Conclusion: TIPO will apply the Patent Examination Guidelines that is effective at the time the invalidation decision is made. However, the IP Court is not bound by these guidelines. It may have a different opinion with regard to determining non-obviousness, which is an issue that lies that lies with the Patent Law rather than TIPO’s guidelines.
When a trademark owner defends its trademark in a non-use invalidation procedure, should the trademark owner submit evidence of use:
- in the “similar categorisation of product/service” to maintain its mark; or
- in the “exact categorisation of product/service” to defend its mark?
Conclusion: evidence of use in the “similar categorisation of the registered product/service” should be sufficient for the trademark owner to maintain the validity of its mark.
Article 30(1)(12) prohibits the registration of a trademark that has already been used by a third party. Does this prohibition extend to marks that have already been registered by a third party?
IP criminal litigation
Is the concept of a ‘copy’ under the Trade Secret Act the same concept as under the Copyright Act?
Conclusion: yes. The concept of a copy under the Trade Secret Act is the same as that under the Copyright Act. Other types of trade secret infringement that do not constitute a copy under the Copyright Act cannot be categorised as a copy of a trade secret. However, said infringement may still be punished as another unlawful means of trade secret misuse.
Is the scope of a business secret under the Criminal Law identical to the scope of a trade secret under the Trade Secret Law?
Conclusion: no. The scope of a business secret is not identical to the scope of a trade secret. The scope of a business secret is broader than the scope of a trade secret. The court will not use the legal requirements of a trade secret under the Trade Secret Law to define a ‘business secret’ in a criminal case. This was the only unanimous decision in this seminar.
How should unauthorised use of a copyrighted photographic work in an online advertisement be evaluated under criminal law? Should it be deemed an unlawful copy or unlawful public transmission?
Conclusion: it is an unlawful copy as well as unlawful public transmission and should be punished as unlawful public transmission.

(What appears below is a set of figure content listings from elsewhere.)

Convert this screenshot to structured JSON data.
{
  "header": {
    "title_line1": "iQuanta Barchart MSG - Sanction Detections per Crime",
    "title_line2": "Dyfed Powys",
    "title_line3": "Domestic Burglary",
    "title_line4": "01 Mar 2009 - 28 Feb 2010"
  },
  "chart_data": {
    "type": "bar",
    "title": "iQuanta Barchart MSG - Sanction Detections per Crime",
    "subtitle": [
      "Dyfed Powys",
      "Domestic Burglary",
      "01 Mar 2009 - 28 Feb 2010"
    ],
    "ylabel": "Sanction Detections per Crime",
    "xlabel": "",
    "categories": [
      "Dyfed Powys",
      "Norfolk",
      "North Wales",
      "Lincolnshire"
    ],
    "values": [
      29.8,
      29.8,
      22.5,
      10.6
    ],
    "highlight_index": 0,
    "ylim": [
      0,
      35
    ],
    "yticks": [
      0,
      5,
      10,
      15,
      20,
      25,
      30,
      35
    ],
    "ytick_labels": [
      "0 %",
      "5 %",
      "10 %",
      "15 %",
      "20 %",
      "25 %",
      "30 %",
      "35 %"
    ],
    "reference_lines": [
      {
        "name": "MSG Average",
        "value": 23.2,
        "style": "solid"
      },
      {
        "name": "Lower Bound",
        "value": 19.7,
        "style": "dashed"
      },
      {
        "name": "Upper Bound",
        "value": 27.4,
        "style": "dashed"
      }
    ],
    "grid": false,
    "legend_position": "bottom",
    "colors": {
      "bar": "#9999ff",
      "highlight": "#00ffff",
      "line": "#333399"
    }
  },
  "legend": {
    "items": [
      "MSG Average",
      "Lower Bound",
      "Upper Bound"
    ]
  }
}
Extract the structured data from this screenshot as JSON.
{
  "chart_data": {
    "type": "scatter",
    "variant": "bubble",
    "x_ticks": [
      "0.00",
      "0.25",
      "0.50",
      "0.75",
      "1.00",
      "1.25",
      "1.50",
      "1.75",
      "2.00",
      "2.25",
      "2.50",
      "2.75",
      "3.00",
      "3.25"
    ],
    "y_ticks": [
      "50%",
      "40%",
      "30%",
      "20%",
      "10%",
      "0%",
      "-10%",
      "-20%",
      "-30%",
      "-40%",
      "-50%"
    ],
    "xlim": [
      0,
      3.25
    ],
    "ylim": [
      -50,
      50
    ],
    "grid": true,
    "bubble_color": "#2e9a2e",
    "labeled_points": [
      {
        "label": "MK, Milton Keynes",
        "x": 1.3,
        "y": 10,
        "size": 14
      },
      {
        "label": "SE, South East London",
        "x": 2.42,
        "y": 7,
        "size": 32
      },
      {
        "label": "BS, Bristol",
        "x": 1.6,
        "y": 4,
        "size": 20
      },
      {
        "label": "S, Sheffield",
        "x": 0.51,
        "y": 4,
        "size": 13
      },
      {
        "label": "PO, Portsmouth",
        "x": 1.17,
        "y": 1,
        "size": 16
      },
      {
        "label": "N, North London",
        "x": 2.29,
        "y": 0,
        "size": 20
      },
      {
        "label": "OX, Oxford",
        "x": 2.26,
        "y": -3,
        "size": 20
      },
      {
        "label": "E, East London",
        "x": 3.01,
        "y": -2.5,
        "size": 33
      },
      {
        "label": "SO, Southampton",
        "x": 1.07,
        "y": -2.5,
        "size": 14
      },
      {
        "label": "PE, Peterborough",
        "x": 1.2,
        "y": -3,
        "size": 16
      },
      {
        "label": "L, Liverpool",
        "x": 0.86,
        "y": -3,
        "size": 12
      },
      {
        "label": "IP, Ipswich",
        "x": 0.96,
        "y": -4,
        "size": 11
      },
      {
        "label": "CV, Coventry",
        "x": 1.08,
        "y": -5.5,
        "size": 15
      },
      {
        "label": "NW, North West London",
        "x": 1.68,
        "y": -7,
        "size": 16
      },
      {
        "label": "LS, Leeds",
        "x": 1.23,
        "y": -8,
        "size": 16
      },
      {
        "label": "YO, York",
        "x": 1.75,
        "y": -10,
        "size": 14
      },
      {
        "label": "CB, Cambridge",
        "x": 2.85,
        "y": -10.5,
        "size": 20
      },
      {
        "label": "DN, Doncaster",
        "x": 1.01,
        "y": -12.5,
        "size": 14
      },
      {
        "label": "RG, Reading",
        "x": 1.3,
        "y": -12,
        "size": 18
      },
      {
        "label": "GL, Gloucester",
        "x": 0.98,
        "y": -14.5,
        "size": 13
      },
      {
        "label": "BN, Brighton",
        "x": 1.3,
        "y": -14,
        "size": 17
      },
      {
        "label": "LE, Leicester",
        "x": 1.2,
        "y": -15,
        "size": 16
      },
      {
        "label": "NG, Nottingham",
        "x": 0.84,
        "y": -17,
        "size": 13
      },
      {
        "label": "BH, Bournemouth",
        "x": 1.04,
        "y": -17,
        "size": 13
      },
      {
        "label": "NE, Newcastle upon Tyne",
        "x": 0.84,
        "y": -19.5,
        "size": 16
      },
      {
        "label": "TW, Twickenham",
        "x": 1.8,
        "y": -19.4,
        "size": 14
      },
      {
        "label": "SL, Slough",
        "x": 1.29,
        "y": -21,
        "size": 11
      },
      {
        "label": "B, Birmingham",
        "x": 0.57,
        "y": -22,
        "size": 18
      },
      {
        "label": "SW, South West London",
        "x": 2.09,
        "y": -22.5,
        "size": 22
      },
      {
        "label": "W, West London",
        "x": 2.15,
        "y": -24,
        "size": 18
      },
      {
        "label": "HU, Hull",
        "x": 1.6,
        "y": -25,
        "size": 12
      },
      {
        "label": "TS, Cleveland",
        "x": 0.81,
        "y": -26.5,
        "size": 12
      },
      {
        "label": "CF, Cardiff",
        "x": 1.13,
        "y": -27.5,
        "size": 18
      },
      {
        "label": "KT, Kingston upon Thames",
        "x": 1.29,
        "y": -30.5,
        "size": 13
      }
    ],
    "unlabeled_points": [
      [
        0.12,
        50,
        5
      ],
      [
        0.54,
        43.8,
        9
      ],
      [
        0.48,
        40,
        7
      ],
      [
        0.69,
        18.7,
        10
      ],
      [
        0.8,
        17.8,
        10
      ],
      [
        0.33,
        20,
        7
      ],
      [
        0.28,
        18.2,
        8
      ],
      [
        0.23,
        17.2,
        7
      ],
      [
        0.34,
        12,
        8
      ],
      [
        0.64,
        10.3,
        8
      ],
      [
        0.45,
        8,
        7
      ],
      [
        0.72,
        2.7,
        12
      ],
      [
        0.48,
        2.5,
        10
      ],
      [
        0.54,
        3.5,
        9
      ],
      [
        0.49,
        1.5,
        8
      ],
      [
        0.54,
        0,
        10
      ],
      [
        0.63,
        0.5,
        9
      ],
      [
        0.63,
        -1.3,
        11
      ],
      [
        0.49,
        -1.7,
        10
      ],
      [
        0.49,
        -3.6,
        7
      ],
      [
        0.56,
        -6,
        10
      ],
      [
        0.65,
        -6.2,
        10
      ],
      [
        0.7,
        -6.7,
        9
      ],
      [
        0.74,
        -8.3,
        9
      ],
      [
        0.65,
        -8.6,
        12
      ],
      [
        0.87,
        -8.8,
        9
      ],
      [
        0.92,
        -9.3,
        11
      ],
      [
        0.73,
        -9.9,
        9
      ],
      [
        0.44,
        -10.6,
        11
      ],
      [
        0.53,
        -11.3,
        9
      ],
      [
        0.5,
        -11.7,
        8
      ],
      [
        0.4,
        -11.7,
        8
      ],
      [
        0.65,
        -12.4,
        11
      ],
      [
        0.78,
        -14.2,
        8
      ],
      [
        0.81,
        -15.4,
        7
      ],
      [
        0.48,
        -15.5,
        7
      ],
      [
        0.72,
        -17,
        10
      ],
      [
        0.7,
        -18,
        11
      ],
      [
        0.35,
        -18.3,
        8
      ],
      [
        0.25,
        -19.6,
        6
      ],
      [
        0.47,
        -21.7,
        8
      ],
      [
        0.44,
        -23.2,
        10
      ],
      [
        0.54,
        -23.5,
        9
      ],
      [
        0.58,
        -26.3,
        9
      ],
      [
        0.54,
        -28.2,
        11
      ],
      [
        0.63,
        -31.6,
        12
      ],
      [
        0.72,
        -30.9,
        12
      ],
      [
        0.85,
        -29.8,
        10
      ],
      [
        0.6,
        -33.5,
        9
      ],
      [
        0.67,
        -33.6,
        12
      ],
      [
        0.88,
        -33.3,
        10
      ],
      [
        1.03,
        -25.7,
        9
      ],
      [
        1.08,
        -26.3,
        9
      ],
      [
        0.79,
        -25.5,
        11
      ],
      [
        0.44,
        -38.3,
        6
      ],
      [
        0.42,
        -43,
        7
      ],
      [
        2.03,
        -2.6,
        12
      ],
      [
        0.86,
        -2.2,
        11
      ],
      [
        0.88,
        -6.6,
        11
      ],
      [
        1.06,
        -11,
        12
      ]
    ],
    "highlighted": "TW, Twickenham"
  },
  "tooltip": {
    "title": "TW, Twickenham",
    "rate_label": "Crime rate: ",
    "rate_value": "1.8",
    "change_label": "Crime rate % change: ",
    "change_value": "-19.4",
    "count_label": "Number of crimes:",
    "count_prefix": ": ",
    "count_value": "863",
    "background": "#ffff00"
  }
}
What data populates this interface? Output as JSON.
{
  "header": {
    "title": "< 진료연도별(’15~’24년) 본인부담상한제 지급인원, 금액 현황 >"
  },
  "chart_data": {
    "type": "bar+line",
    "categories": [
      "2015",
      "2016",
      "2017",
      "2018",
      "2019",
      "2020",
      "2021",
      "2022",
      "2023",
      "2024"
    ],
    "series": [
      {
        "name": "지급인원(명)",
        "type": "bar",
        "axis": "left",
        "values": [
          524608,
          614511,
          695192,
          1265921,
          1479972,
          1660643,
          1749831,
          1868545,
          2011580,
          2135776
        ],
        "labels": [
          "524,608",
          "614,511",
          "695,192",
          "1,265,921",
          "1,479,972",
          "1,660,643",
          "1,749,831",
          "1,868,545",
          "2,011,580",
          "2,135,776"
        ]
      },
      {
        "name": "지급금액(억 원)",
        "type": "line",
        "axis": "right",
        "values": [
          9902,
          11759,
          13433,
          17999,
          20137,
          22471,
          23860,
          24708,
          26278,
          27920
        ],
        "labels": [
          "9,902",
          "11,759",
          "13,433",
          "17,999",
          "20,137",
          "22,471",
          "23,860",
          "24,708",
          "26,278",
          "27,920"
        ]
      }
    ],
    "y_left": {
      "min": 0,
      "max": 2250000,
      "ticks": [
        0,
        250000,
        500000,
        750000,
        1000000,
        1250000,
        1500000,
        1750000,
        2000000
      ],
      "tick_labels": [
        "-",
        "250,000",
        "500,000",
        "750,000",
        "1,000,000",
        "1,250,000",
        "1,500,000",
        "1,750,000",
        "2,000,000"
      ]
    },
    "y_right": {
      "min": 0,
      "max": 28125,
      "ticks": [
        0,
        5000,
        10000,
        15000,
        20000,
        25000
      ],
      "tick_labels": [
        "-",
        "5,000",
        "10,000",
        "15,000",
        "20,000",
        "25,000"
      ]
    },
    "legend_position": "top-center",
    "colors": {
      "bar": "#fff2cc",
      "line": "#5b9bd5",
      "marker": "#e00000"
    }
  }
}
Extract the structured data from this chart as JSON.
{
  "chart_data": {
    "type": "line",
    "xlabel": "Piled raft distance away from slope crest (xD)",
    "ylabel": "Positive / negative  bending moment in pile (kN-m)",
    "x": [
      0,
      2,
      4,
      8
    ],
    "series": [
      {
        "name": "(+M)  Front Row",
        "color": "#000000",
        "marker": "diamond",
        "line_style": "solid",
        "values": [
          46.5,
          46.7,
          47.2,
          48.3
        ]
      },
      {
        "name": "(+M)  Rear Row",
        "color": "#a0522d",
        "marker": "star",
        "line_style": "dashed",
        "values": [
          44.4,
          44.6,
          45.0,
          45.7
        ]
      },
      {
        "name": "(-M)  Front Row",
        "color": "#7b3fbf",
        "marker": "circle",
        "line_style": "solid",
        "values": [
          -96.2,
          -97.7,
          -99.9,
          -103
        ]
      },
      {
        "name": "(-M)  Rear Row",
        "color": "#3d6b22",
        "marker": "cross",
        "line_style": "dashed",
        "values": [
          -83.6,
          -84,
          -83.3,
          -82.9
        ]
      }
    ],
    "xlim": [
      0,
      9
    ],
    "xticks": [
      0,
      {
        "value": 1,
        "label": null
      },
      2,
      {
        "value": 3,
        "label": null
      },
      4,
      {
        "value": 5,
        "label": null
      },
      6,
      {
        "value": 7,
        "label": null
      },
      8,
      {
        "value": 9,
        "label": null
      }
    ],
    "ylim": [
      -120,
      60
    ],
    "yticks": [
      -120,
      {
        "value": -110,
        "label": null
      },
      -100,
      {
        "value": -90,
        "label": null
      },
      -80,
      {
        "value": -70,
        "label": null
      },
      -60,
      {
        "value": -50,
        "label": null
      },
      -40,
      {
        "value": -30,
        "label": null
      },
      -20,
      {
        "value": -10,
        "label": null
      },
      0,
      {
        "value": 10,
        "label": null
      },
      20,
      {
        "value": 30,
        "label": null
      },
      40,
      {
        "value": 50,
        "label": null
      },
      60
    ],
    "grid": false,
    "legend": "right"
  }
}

This seminar has clarified many practical IP law issues, although many remain unresolved. Although there was clarification on the scope of a business secret under the Criminal Law as non-identical to the scope of a trade secret under the Trade Secret Law, the legal requirements of a business secret under the Criminal Law remain unsettled – the IP Court has not yet reached a consistent decision. Close observation and constant updates of the developments of court decisions is crucial to IP professionals and enterprises seeking protection of their trade secrets.